One of the largest electrical utilities in the US, Southern Company has been incorporating drone technology in its work since 2015. The company uses uncrewed systems to perform a wide variety of tasks, including support for transmission, distribution, security, storm response, damage assessment, and power generation.
Last November, Southern Company secured a waiver from the FAA to operate beyond visual line of site (BVLOS). Flying out of Alabama Power's James M. Barry Electric Generating Plant, Southern Company will use drones to conduct a range of mapping and inspection operations. This is just the latest example of how Southern Company is committed to uncrewed technology and eager to find new and better ways to use it in their work.
To learn more about Southern Company’s expanding drone program, Commercial UAV News spoke with Dean Barefield, the company’s UAS Program Manager. Barefield joined the company in 2017 after a serving as an Unmanned Aircraft Systems Technical Warrant Officer and Aviator in the US Army. In his time at Southern Company, Barefield has been deeply involved in the expansion of the company’s UAS-based operations. Today, he supports more than 300 UAS vehicles and more than 200 remote pilots across 15 of Southern Company’s major business units.

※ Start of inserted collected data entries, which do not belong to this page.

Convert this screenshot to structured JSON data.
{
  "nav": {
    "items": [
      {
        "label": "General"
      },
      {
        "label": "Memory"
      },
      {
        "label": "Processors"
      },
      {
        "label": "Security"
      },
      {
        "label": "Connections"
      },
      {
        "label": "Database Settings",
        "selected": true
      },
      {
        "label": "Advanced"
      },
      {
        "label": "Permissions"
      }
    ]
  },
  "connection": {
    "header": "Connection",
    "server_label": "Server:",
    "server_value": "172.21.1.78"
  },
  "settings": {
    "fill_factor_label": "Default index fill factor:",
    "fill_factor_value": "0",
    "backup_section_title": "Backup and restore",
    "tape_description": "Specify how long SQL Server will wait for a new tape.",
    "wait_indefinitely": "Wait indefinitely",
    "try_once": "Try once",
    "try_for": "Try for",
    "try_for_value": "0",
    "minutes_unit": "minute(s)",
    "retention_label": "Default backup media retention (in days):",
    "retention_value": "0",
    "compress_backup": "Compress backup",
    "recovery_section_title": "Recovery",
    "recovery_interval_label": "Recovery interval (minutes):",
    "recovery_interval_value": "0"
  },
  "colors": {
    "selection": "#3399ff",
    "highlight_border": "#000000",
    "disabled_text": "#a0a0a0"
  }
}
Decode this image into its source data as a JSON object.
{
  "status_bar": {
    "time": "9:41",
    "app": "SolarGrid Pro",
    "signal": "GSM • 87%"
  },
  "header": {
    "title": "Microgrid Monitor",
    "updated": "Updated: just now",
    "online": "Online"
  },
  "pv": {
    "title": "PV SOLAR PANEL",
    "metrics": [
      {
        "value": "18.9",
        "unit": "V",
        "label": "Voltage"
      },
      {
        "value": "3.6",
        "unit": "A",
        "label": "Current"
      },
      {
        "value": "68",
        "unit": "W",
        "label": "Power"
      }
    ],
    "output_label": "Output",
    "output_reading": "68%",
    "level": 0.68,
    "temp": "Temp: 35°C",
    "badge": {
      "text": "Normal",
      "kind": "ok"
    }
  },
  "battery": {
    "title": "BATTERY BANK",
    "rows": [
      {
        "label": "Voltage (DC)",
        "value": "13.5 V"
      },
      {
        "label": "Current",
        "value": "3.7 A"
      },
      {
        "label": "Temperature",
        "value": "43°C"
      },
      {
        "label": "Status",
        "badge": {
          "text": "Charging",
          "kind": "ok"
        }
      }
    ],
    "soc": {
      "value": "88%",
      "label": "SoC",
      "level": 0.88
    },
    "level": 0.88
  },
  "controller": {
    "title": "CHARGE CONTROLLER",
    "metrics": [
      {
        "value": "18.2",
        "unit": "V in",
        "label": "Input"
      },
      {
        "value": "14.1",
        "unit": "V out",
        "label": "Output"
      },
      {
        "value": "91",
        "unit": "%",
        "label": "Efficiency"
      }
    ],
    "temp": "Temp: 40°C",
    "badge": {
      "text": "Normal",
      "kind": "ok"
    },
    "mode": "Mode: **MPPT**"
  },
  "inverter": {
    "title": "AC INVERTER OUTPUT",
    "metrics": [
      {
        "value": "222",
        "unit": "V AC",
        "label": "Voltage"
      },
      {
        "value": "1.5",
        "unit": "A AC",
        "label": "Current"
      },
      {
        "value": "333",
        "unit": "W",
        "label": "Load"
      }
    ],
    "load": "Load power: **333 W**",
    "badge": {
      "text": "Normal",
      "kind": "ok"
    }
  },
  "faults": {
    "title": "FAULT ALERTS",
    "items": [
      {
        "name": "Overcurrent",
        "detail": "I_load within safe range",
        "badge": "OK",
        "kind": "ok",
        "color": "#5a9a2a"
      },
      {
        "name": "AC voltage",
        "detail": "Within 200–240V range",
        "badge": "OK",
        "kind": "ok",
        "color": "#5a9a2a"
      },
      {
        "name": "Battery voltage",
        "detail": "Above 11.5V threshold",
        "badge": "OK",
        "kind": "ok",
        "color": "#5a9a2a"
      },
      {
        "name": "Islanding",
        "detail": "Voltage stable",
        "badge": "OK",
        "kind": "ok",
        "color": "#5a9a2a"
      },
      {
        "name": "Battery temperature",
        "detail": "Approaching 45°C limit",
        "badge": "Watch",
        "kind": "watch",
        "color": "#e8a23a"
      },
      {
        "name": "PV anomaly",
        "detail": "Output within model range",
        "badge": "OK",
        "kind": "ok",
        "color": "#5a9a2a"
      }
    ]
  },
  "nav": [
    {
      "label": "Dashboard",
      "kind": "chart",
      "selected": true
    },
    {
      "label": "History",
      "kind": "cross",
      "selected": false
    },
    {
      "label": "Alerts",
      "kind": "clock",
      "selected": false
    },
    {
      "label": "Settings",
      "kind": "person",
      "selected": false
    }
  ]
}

In our conversation, we discussed how the UAV program is managed at Southern Company, strategies the company has used to expand and enhance operations, and more.
Commercial UAV News: Tell us about your approach managing the UAS program at Southern Company.
Barefield: I refer to our drone program as kind of a hybrid model where there are three ways to leverage drone technology. One of those ways is through vendor and contractor partnerships. We have a number of vetted contractors that perform drone services on our system.
Another way, housed within our corporate aviation department, we have a team of dedicated, full time UAS pilots. Many of them yielding an extensive utility background, these pilots perform advance UAS operations across our system, utilizing the latest in UAS and sensor technology.
Last, but certainly not least, is a way of using drone technology that’s been the bread and butter of our program, what we refer to as our “self-dispatch model.” With this model, we train internal employees based on a use case or a business need to leverage drone technology within some limitations of Part 107.
Commercial UAV News: What is it about the self-dispatch model that has made it so successful?
Barefield: This self-dispatch model has really been instrumental in helping us to build and scale the program and the drone technology across all of our portfolios. Our approach to putting that technology in the hands of the subject matter experts has helped us to identify probably 90% of our use cases today.
Commercial UAV News: I would imagine that some or even most of the subject matter experts are not drone pilots. Do you offer training and support?
Barefield: As an aviator myself, I believe that aviation, more specifically, an aviation safety culture, is a critical component to an effective UAS program. Operating in a highly regulated professional vertical, we’ve put a training program in place at Southern Company which raises the bar. So far, we've trained over 300 internal employees that operate drones. About 180 of those employees who’ve been trained are active today flying more than 400 aircraft involved in operations that traverse our portfolio and our business units. Based on our experience, we're confident that the program we've set up internally provides our pilots with the tools necessary to operate safely and effectively.
Commercial UAV News: Southern Company has been around a long time. Have you faced any internal obstacles or resistance as you’ve integrated and expanded drone operations?
Barefield: We've been in the business of keeping the lights on for more than 100 years, and we're really good at what we do. We've gotten very good at those legacy methodologies from storm damage to responding to trouble situations, and so forth. So, because drones are a disruptive technology, they are changing and challenging those methodologies. To help us expand our use of drones, we’ve worked hard to earn the trust of our stakeholders and demonstrate the capability, reliability and value of the technology. The bottom line is a drone is better than an eyeball all day long. There have been challenges, but our employees see how effective drones can be.
Commercial UAV News: Looking back at your years at Southern Company, what would you say are the keys to the growth of the UAS program?
Barefield: What I tell people when we talk about drone technology is that you’ve really got to take a measured approach to it. Don't try to force a square peg into the round hole. You know, drone technology is a great technology. It solves a lot of problems. But it can also create a lot of problems. So, we've tried to be very measured in how we're integrating the technology.